Les deux premières séries de propositions touchant à l'évaluation et aux dispositifs existants pourraient faire l'objet de décisions dès 2003, estime le groupe, tandis que la troisième portant sur les innovations devrait, selon lui, être soumise à concertation et à expertise complémentaires pour une traduction législative à la fin de 2004. « Mais il n'y a pas que des solutions techniques, ajoute Emmanuelle Chaminand . Tout en formulant des propositions opérationnelles, le groupe a pu se reposer les questions de fond qui sont au cœur des difficultés de la protection de l'enfance. »
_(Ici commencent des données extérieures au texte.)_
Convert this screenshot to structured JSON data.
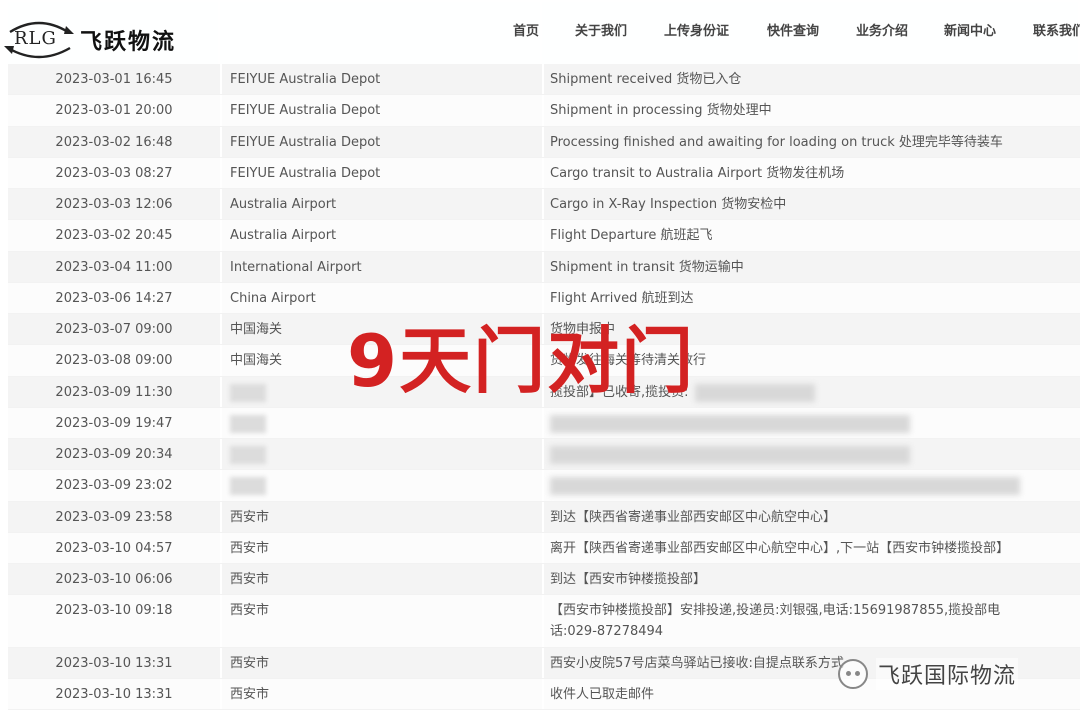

Par exemple : De quoi un enfant a-t-il besoin pour devenir adulte ? Comment être un bon parent ? Que faire pour que les jeunes qui connaissent des problèmes sérieux du fait de leur famille n'en gardent pas des séquelles graves, voire irréparables ? Basiques et vertigineuses, ces interrogations figurent dans une introduction de huit pages où le groupe appelle à « une réflexion renouvelée, pluridisciplinaire et concertée sur les pratiques de la protection de l'enfance ». S oulignant « l'importance de la continuité pour permettre à un mineur de se construire comme un adulte », il constate que trop d'enfants sont encore « ballottés » dans des « parcours chaotiques ». Il souhaite donc un vaste débat - à conclure par le législateur - pour préciser à nouveau « ce qu'est l'intérêt supérieur de l'enfant » et « les conditions et méthodes pour qu'il soit effectivement respecté ».
Marie-Jo Maerel
Interrogé par les ASH, le ministère indique qu'il ne réagira pas aux propositions du groupe Naves dans l'immédiat, mais annonce que des orientations sur la maltraitance et le placement des enfants - incluant notamment la création d'un observatoire national - seront rendues publiques à la rentrée, à l'occasion d'un colloque (le 15 septembre) et d'une communication en conseil des ministres. Une conférence européenne est aussi envisagée pour le 20 novembre.
(1) Voir ASH n° 2287 du 29-11-02.
(2) « Pour et avec les enfants et adolescents, leurs parents et les professionnels. Contribution à l'amélioration du système français de protection de l'enfance et de l'adolescence ». Disp. sur
(3) Y compris celles du rapport Naves-Cathala, qui avait dressé un état des lieux assez critique en juillet 2000. Voir ASH n° 2177 du 25- 08-00.
(4) C'est le cas, par exemple, pour les mineurs étrangers isolés ou pour la réforme des tutelles .
(5) Voir les récentes prises de position des professionnels lors des états généraux de la psychiatrie dans les ASH n° 2315 du 13-06-03, ou celles du collectif CD. psy dans les ASH n° 2313 du 30-05-03.
(6) Sur cette expérience, voir le reportage paru dans les ASH n° 2204 du 2-03-01.
(7) Voir le dossier des ASH n° 2259 du 19-04-02.
(8) Sur les difficultés de mise en œuvre de ce nouveau droit, voir ASH n° 2303 du 21-03-03.